For more search options, see Routing Options.

The best algorithms can now routinely solve TSP instances with tens of thousands of nodes. (The record at the time of writing is the pla85900 instance in TSPLIB, a VLSI application with 85,900 nodes. For certain instances with millions of nodes, solutions have been found guaranteed to be within 1% of an optimal tour.)

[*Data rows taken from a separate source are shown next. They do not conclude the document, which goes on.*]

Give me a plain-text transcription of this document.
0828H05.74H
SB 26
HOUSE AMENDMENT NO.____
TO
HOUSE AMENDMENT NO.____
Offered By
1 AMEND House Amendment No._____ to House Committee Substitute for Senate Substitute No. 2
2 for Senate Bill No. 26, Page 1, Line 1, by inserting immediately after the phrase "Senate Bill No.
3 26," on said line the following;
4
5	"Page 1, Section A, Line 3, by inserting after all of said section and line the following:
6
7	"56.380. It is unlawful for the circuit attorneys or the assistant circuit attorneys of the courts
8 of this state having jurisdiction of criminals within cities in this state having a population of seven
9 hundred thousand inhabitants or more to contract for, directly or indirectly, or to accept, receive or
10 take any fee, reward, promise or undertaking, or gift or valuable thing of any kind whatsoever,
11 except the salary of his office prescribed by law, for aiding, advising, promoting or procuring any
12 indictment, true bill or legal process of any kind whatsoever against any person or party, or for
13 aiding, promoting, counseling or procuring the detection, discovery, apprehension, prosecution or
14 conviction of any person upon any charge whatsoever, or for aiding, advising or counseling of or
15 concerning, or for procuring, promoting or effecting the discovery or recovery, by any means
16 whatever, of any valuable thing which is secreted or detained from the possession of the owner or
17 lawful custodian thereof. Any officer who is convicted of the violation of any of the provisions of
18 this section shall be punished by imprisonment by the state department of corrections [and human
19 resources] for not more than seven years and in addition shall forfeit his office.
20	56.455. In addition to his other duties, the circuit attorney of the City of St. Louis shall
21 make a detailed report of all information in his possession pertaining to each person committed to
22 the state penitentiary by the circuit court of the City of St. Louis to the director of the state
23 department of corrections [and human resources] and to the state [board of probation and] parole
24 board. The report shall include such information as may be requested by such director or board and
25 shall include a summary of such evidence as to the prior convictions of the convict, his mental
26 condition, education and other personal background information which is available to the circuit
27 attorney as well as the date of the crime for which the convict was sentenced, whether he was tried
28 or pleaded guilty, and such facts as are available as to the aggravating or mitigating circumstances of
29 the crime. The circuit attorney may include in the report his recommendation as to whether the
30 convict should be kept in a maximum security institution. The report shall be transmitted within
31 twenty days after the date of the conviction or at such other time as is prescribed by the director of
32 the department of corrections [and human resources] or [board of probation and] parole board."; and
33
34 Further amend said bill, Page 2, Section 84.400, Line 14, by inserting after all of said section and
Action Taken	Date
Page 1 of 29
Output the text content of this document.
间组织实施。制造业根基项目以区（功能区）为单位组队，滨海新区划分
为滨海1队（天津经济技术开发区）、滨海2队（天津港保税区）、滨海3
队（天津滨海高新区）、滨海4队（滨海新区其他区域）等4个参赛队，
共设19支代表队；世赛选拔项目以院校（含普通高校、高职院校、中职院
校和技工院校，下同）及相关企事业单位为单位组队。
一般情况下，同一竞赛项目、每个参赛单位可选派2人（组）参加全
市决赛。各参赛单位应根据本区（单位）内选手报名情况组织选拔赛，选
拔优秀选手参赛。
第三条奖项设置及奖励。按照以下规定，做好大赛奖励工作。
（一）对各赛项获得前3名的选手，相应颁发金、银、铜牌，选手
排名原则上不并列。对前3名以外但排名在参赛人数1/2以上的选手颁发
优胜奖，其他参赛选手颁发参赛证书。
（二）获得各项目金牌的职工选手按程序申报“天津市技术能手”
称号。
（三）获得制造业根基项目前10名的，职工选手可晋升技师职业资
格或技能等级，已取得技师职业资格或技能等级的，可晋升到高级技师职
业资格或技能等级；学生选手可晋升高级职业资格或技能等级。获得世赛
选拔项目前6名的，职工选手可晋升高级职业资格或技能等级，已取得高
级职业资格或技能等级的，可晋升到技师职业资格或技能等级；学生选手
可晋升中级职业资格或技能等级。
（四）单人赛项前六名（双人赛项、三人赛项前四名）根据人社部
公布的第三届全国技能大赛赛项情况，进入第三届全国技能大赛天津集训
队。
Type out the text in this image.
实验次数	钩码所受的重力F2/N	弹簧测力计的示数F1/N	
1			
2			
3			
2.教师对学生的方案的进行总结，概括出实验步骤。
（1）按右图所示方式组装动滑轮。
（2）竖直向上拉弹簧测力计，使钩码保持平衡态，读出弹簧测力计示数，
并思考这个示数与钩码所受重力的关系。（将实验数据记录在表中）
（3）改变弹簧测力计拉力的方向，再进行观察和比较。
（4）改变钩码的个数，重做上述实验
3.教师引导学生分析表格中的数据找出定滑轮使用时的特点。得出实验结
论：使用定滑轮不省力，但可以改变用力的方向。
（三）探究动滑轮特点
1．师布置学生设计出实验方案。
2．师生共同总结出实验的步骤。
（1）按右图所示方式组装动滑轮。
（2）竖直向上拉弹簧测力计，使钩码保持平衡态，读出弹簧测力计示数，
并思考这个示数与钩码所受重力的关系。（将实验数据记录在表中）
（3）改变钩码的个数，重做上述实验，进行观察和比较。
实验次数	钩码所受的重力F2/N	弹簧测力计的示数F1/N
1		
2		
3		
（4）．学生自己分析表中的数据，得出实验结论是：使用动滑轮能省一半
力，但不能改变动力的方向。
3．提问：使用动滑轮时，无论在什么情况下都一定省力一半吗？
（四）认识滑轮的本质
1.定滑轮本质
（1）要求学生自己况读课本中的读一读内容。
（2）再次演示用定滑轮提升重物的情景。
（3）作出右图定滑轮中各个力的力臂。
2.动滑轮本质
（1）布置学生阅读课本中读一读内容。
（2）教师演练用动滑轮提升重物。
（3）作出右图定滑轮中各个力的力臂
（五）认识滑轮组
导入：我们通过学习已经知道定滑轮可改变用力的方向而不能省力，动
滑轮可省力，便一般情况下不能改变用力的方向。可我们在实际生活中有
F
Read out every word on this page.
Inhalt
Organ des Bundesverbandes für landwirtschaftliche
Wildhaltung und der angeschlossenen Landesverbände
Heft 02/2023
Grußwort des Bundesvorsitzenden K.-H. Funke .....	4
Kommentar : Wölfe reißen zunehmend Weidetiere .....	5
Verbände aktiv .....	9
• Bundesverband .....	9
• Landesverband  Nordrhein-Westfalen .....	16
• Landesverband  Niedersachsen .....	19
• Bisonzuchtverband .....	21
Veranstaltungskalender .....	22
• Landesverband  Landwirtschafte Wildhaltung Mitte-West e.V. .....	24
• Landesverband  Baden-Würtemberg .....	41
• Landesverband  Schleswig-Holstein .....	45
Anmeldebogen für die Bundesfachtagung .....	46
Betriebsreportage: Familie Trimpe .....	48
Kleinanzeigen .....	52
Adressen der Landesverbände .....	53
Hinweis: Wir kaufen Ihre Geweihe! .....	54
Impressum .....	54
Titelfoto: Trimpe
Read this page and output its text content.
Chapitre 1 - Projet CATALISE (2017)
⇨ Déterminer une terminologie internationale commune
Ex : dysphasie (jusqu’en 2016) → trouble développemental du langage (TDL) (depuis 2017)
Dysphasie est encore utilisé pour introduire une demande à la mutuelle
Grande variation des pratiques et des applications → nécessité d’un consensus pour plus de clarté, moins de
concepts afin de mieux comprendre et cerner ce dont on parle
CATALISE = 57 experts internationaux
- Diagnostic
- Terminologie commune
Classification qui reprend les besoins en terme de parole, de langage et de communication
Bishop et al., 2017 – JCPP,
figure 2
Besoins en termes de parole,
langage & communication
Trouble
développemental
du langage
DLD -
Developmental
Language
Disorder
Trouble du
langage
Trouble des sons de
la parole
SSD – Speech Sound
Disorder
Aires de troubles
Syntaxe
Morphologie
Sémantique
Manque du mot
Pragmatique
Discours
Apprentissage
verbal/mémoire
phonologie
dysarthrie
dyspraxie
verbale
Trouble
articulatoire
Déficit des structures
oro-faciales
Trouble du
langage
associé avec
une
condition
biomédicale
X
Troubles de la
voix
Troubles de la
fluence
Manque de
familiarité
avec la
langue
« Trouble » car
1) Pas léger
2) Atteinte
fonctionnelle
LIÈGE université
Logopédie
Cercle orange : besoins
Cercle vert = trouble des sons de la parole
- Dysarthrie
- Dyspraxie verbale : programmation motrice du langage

Scaling the distance matrix

Since the routing solver works over the integers, if your distance matrix has non-integer entries, you have to round the distances to integers. If some distances are small, rounding can affect the solution.

To avoid any issue with rounding, you can scale the distance matrix: multiply all entries of the matrix by a large number—say 100. This multiplies the length of any route by a factor of 100, but it doesn't change the solution. The advantage is that now when you round the matrix entries, the rounding amount (which is at most 0.5), is very small compared to the distances, so it won't affect the solution significantly.

If you scale the distance matrix, you also need to change the solution printer to divide the scaled route lengths by the scaling factor, so that it displays the unscaled distances of the routes.